Despite global natural catastrophe insured losses in H1 2022 being higher than the average of the past 10 years, they are manageable for P&C insurers.

DBRS Morningstar stated that it considers insurers’ risk management responses to climate change, which includes annual premium re-pricing and robust reinsurance programs, to be adequate in mitigating short-term profitability implications.

However, climate model risks are significant, in part because greenhouse gas (GHG) emissions are expected to have a greater impact on the climate and because they are difficult to predict.

Accordingly, DBRS Morningstar states that the estimated H1 2022 global natural catastrophe-related insured losses, which amounted to $35 billion, are only slightly above the 10 year inflation-adjusted average for the January–June period ($29 billion) and are significantly lower than the $46 billion of the same period last year.

Therefore, from both a profitability and credit risk perspective, 2022 so far has been a year that has provided solid growth in premiums, and good underwriting income and profitability.
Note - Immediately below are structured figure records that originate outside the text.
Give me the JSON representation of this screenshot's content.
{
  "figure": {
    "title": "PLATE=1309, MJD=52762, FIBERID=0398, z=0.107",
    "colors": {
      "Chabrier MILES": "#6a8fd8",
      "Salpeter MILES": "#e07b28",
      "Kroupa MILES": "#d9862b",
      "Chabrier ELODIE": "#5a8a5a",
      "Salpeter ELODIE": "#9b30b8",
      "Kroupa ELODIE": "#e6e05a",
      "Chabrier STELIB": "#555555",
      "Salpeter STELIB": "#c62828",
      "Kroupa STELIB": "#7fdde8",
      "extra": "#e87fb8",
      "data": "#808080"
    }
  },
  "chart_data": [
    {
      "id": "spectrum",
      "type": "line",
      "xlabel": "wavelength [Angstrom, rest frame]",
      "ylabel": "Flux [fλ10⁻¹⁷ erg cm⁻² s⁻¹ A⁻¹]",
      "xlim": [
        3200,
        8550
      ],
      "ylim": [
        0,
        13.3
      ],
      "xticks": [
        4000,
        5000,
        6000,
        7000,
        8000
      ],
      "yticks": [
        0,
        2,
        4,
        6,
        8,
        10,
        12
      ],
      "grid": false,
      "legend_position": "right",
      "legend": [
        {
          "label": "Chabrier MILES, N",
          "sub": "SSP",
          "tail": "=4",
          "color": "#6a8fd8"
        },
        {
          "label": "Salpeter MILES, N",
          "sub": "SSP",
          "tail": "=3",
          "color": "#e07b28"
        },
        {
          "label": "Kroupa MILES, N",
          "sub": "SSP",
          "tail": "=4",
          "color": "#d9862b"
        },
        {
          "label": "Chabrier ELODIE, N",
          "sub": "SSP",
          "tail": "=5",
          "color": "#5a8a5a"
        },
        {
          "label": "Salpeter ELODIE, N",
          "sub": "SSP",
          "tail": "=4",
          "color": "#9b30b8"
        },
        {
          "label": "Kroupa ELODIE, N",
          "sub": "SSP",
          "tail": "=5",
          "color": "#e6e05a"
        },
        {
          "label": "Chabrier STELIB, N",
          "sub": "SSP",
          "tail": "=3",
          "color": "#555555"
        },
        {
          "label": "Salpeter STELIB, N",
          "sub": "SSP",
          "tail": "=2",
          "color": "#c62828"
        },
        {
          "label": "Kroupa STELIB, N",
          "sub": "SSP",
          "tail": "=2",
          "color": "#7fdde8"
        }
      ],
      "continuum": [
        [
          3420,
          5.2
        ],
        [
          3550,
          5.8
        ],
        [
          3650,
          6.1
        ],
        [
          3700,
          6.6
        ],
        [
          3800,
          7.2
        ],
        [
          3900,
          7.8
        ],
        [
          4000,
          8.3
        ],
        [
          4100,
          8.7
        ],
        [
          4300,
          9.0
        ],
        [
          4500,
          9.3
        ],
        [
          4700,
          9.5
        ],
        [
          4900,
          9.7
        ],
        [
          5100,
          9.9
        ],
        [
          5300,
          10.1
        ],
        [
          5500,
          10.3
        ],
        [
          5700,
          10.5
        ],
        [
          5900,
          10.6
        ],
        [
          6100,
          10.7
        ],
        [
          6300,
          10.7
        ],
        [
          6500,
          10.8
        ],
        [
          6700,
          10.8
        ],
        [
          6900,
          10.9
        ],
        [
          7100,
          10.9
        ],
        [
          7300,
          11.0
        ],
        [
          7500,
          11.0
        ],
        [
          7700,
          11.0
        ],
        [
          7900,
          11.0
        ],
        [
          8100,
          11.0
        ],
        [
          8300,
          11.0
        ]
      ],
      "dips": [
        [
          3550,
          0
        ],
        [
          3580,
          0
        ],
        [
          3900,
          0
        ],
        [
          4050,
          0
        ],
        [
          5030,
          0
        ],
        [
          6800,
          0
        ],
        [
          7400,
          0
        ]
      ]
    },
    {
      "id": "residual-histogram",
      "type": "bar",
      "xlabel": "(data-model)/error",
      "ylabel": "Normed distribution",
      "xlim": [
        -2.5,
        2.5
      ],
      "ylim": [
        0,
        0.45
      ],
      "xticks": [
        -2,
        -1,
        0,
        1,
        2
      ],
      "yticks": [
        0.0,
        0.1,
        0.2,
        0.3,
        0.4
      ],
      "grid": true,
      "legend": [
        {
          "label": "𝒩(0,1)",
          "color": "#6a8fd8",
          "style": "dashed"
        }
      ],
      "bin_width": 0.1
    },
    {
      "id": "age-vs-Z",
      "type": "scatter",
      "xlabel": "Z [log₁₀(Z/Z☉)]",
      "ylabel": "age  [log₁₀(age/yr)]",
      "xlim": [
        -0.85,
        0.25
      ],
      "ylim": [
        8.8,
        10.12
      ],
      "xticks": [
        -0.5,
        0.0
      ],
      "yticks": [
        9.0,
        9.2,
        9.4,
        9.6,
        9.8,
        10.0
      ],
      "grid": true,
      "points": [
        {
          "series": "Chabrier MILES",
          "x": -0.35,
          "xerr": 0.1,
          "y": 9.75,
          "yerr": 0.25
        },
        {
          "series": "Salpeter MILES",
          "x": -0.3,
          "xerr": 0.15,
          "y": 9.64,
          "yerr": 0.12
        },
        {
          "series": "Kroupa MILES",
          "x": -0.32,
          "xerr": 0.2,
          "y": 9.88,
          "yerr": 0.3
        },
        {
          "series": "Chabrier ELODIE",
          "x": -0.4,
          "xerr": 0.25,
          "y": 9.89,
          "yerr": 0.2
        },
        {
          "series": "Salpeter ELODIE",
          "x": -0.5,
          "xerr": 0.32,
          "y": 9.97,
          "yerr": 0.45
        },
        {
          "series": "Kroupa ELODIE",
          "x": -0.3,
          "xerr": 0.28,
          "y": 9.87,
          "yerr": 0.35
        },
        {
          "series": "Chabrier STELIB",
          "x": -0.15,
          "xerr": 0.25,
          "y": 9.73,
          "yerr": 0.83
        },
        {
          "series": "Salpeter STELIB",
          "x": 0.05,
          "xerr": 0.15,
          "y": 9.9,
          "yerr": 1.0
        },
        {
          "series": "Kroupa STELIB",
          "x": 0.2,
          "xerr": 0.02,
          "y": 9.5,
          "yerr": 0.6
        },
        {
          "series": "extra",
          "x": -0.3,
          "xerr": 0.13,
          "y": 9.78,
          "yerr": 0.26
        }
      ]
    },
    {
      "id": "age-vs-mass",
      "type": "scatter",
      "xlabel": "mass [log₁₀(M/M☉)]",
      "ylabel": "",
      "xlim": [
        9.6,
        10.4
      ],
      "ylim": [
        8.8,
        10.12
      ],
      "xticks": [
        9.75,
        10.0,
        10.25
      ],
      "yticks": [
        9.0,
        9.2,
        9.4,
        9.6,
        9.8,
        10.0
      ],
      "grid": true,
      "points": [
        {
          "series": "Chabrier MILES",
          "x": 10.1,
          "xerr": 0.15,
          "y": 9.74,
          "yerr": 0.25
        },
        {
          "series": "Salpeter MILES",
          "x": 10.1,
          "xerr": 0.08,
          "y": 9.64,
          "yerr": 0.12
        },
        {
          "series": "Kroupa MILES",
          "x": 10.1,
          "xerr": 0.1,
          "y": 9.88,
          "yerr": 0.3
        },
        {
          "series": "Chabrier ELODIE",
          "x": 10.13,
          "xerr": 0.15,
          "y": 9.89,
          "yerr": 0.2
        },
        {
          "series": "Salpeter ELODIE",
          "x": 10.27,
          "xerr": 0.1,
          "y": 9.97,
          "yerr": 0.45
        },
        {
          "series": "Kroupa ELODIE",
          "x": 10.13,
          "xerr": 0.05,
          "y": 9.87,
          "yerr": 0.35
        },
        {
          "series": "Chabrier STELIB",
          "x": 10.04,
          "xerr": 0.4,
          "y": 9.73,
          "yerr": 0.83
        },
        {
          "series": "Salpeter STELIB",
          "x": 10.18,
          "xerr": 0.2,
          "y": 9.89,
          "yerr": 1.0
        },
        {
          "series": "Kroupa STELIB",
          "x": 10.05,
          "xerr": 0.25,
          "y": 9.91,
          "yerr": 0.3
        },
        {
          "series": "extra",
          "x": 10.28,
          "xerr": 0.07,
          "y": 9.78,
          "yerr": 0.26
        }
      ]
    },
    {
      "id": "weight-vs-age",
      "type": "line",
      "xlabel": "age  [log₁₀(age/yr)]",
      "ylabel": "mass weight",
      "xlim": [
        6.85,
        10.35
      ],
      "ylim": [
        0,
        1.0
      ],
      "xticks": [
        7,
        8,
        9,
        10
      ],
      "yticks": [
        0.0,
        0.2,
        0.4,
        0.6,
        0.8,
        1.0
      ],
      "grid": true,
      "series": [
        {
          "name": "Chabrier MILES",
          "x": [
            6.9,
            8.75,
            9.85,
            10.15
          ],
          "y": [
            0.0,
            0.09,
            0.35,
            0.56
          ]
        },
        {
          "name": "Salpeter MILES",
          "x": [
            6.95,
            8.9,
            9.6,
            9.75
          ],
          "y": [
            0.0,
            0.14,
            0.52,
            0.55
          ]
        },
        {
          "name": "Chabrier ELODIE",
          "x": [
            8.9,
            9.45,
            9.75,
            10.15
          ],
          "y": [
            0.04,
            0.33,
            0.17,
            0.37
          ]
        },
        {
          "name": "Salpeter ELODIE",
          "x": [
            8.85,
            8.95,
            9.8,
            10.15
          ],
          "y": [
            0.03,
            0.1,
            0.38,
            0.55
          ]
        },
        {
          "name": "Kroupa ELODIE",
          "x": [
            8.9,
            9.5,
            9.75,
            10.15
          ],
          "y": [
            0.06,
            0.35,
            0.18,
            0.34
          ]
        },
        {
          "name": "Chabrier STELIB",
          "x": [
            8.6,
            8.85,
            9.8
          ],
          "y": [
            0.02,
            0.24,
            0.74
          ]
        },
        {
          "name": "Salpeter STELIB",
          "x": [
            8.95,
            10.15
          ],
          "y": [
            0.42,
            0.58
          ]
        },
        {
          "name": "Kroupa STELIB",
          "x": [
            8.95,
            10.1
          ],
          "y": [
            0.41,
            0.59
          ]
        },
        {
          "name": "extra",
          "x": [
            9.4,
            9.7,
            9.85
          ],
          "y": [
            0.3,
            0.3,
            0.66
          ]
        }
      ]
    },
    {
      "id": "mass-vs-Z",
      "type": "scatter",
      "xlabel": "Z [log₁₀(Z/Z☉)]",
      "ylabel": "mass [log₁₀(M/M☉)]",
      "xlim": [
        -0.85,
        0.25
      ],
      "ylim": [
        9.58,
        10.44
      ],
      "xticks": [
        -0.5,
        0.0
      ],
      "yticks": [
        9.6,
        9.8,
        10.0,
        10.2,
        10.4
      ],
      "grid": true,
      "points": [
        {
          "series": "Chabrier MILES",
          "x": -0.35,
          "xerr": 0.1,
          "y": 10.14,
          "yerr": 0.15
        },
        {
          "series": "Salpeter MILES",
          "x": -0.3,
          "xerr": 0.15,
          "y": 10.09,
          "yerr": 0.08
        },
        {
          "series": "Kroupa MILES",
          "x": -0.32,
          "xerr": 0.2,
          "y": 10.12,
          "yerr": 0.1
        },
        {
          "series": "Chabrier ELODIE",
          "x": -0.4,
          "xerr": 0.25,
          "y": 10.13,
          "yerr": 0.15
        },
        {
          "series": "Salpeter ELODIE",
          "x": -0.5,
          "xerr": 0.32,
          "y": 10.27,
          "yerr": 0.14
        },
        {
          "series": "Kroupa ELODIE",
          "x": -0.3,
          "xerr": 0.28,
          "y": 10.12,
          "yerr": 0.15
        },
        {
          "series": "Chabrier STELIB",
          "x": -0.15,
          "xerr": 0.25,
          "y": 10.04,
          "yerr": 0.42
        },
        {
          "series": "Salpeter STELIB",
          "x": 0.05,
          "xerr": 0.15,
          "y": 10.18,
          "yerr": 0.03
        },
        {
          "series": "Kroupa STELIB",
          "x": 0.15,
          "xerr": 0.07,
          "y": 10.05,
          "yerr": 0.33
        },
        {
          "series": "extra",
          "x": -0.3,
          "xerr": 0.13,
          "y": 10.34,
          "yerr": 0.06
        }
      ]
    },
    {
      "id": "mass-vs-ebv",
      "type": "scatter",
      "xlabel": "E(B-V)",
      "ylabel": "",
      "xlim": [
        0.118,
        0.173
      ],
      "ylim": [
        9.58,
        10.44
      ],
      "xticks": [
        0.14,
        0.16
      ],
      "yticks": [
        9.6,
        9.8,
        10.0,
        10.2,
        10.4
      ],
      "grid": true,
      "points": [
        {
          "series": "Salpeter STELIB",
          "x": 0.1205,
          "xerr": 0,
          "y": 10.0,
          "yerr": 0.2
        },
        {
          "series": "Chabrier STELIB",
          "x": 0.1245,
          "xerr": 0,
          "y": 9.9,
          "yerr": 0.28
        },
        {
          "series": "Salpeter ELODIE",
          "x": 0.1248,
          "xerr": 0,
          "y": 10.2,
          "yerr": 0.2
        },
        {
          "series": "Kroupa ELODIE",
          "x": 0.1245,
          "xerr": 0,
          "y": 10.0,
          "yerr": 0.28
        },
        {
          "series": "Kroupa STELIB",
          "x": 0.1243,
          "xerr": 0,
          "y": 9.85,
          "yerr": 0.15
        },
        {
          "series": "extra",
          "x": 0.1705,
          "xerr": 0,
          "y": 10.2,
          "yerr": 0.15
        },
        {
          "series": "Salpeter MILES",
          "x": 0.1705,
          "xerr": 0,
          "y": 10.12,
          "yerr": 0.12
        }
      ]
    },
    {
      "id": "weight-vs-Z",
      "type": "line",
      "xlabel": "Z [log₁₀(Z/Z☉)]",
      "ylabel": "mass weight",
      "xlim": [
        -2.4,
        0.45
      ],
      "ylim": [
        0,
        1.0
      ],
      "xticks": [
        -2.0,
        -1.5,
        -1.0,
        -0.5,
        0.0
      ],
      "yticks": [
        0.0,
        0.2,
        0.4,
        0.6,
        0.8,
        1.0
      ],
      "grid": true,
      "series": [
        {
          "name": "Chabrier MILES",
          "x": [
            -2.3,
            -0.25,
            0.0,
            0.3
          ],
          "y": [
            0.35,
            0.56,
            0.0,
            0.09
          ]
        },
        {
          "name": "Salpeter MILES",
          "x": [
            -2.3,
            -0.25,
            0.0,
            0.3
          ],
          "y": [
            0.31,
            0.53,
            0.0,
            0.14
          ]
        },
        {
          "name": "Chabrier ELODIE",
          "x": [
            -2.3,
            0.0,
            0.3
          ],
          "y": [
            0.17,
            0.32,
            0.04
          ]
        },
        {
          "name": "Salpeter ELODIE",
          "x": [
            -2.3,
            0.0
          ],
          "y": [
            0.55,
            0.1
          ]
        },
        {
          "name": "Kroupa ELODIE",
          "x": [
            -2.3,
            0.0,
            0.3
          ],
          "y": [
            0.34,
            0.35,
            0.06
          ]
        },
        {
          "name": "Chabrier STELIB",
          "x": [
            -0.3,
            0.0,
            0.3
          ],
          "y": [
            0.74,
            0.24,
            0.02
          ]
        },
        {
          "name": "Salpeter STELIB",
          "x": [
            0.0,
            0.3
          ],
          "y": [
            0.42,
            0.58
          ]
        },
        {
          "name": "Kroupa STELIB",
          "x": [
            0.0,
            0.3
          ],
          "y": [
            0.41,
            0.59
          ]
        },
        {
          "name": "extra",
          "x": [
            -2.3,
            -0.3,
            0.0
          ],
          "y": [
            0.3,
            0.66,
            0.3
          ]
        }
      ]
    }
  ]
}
Furthermore, DBRS Morningstar highlights that a crucial risk management tool that is contributing to the cost of property insurance is the insurer’s utilization of reinsurance programs. After years of relatively modest gains, the reinsurance price index experienced its highest increase in 16 years, rising close to 15% for H1 2022 renewals. But, while climate change is not the only factor that is driving this trend, it is playing a contributing role.

Therefore, DBRS Morningstar expects continuing global reinsurance price increases at this higher scale, in part to compensate for prior years more subdued reinsurance price hikes. These increased reinsurance costs would likely be fed into higher property premium increases in the future, barring a substantial moderation or decrease in the climate change risk.

At the same time, climate adaptation measures, which includes investments in climate-resilient infrastructure such as by building structures that are better able to withstand higher intensity and volume of rainfall, for example, could mitigate climate change risks. But, DBRS Morningstar states that in the absence of such investments by public and private stakeholders, they expect to see premium rate increases above the rate of inflation for the foreseeable future.